Given that this may simply be the next major computing platform, the metacosm has been mentioned in several recent earnings calls by technical CEOs, including Zuckerberg, Satya Nadella of Microsoft Corp, David Bazooka of Roblox Corp. and Shar Duby of Match Group Inc. In general, they talked about how their companies can shape aspects of this futuristic field.

In its first full VR news briefing, the company showed how Workrooms users can create versions of avatars for themselves. meet in virtual reality conference rooms and collaborate on shared boards or documents while still interacting with their own physical desk and computer keyboard. The app, which is free through Quest 2 headsets, which cost about $ 300, allows up to 16 people together in VR and up to 50 together, including video conferencing participants.
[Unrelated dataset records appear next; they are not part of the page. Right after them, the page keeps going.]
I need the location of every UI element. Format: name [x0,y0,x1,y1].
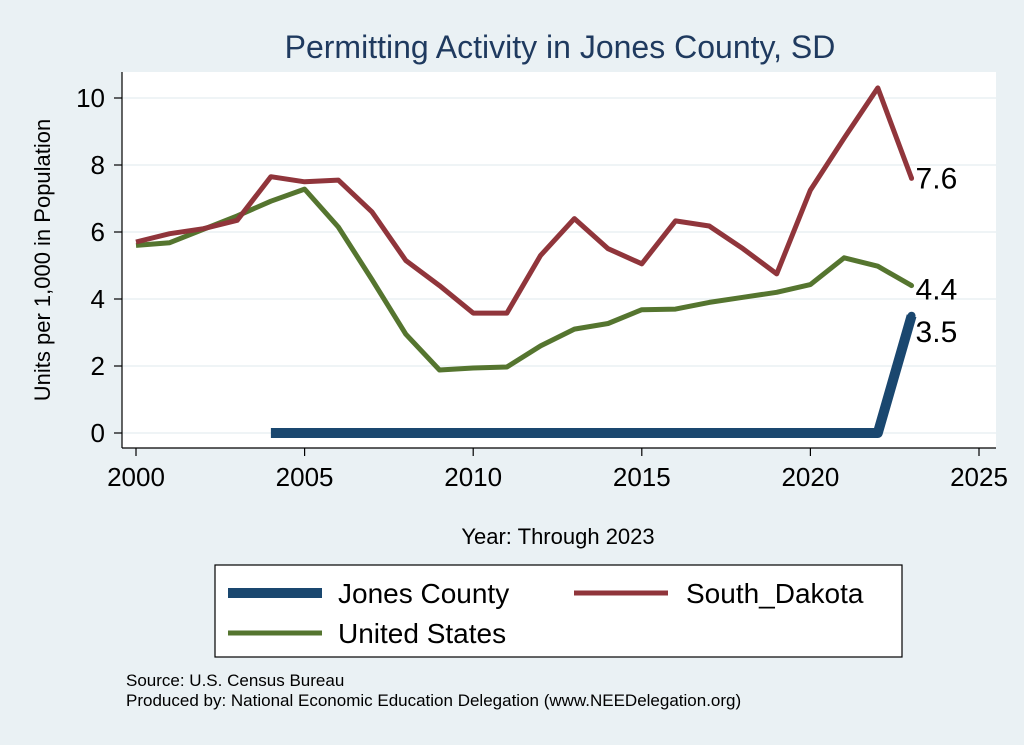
legend-box [214,564,903,658]
y-tick-label: 10 [76,83,105,113]
series-end-marker [907,311,916,320]
axes [121,72,996,449]
end-label-south-dakota: 7.6 [916,162,958,195]
end-label-united-states: 4.4 [916,274,958,307]
y-tick-label: 0 [91,418,105,448]
x-tick-label: 2025 [950,462,1008,492]
y-tick-label: 4 [91,284,105,314]
series-end-marker [909,175,915,181]
legend-label-united-states: United States [338,618,506,649]
ticks: 0 2 4 6 8 10 2000 2005 2010 2015 2020 2025 [76,83,1008,492]
end-labels: 3.5 7.6 4.4 [916,162,958,348]
end-label-jones-county: 3.5 [916,316,958,349]
y-tick-label: 2 [91,351,105,381]
x-axis-label: Year: Through 2023 [461,524,654,549]
source-note: Source: U.S. Census Bureau [126,671,345,690]
x-tick-label: 2020 [781,462,839,492]
chart-title: Permitting Activity in Jones County, SD [285,29,836,65]
x-tick-label: 2000 [107,462,165,492]
y-tick-label: 6 [91,217,105,247]
produced-by-note: Produced by: National Economic Education… [126,691,742,710]
x-tick-label: 2005 [276,462,334,492]
series-lines [135,85,917,438]
legend-label-jones-county: Jones County [338,578,509,609]
y-tick-label: 8 [91,150,105,180]
x-tick-label: 2015 [613,462,671,492]
legend: Jones County South_Dakota United States [214,564,903,658]
x-tick-label: 2010 [444,462,502,492]
plot-area [122,72,996,448]
series-line-south-dakota [135,85,914,316]
series-end-marker [909,283,915,289]
series-line-jones-county [270,314,917,438]
legend-label-south-dakota: South_Dakota [686,578,864,609]
series-line-united-states [135,186,913,373]
y-axis-label: Units per 1,000 in Population [30,119,55,402]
Reality Labs Facebook vice president Andrew Bosworth said the new Workrooms app gives a “good feel” to how the company sees elements of the metaverse. “It’s kind of one of the fundamental steps in that direction,” Bosworth told reporters at a VR news conference. He also noted that Facebook now regularly uses Workrooms for internal meetings. In addition, the beta version of Workrooms has become available for download in the Oculus store.

Spatial sound processing makes your colleagues’ voices closer or farther, depending on how close you “sit” to each other in cyberspace. It consists of several components that replicate the actions you would perform in a real office, and allows multiple participants to join through virtual reality or video.

The company also stressed that it will not use the work conversations and materials of people in Workrooms to target Facebook advertising from them or other third-party applications. It also says that users must adhere to the standards of the virtual reality community, and that violating behavior can be reported to Oculus. Studios support up to 50 people on call, 16 of whom can be in full virtual reality.